Journal du Gutuater (Entrée XVII – Le banquet du Loup)
Un loup fut amené au crépuscule. Un grand mâle gris, capturé vivant dans les bois au nord. On l’annonça comme on annonce une victoire.
Les chasseurs le portaient suspendu entre deux hampes. Il respirait encore. Les yeux ouverts. Jaunes. Indifférents.
Un grand banquet s’organisa dans la foulée.
Il s’agissait à la fois d’honorer la prise et de négocier le vin, ainsi que les autres biens arrivés la semaine précédente.
Lucius m’avertit d’un regard qui signifiait : prépare-toi.
Dans cet esprit calculé de compromis gallo-romain, il sélectionna lui-même mes vêtements.
L’inspection d’usage suivit : ceinture ajustée, plis tirés aux épaules, observation de haut en bas… bref, sous toutes les coutures.
Puis vint le maintien : pression dans mon dos, vérification de l’axe de ma colonne vertébrale.
Nous partîmes dans la foulée.
La grande salle de bois était déjà pleine, éclairée par des torches. Une odeur de viande et de boisson se diffusait dans la pièce.
Au centre brûlait un large foyer, une broche tournant lentement au-dessus des braises.
Dans un coin reposaient de grands tonneaux cerclés de fer contenant la cervoise et l’hydromel.
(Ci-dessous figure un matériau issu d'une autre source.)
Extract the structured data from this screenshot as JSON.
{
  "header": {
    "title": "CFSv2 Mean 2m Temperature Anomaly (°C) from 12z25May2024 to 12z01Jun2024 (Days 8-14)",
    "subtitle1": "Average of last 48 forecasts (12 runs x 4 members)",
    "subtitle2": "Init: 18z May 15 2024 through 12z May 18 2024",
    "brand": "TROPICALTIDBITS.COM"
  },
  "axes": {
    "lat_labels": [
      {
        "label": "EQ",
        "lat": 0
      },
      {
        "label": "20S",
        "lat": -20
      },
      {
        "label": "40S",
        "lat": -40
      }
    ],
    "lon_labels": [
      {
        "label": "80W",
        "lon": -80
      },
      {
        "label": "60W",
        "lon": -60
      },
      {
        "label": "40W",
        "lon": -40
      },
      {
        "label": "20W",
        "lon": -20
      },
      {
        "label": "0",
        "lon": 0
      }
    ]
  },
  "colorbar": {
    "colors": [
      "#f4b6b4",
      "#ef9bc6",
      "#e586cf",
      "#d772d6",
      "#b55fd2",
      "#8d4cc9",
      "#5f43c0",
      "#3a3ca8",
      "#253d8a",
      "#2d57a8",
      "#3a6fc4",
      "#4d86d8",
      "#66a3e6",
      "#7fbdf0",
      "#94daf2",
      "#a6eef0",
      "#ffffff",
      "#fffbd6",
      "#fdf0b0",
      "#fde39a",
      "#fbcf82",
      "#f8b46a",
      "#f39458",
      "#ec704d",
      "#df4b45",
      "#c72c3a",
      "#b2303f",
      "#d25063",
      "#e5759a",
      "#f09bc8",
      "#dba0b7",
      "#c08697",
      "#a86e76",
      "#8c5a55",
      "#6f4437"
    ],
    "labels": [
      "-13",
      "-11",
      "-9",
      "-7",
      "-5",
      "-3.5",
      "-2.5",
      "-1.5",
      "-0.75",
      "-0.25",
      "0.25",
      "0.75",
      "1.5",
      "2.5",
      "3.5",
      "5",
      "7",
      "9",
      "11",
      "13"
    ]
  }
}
À côté, des amphores de vin romain attendaient d’être ouvertes — j’espérais qu’il aurait meilleur goût.
Plusieurs chaudrons contenaient les préparations.
L’élite biturige semblait rassemblée. Hommes et femmes importants.
Métal brillant aux cous, bracelets aux poignets.
Toutomaros se tenait à la droite du roi : Segomaros Biturix.
Je ne l’avais encore vu que de loin.
Curieusement, il n’était pas très imposant. Pas davantage que les autres.
Mais l’espace autour de lui était plus large.
Lucius fut conduit dans le cercle intérieur. Pas vraiment au centre, mais assez proche pour qu’on comprenne qu’il était un invité de marque — et surtout un négociant utile.
Moi, je restai derrière lui, debout.
Assez proche pour entendre.
Assez en retrait pour ne pas exister.
Quand Lucius tendait la main, je versais.
Quand il inclinait légèrement la tête, j’approchais une amphore.
On me regardait parfois.
Pas avec hostilité.
Avec curiosité.
Un noble, à la barbe tressée, dit quelque chose en gaulois.
Je compris seulement :
« sans clan »
« étrange »
Je ne sais pas si c’était exact. Je commençais à peine à reconnaître quelques mots.
Lucius répondit en latin simple, puis ajouta quelques mots gaulois, maladroits mais suffisants.
Des rires fusèrent. Impossible de savoir s’ils m’étaient destinés.
Le loup fut traîné au centre.
On vanta sa taille, comparant sa férocité à celle des ennemis. Entre deux commentaires, le vin romain coulait dans des coupes de métal.
Lucius, lui, observait.
Il buvait juste ce qu’il fallait pour être poli, sans jamais s’abandonner.
Le roi leva enfin les yeux vers moi.
Un regard bref. Évaluateur.
Je baissai les miens aussitôt.
Ce soir-là, je compris que le vin et le loup servaient la même chose : la force.
L’un pour montrer qu’on domine la forêt.
L’autre pour montrer qu’on accepte Rome.
Lucius négocia sans hausser la voix. Des lots, des délais, des accords.
Chaque phrase pesait.
Et moi, entouré de tant d’hommes puissants, je me sentis plus invisible que jamais.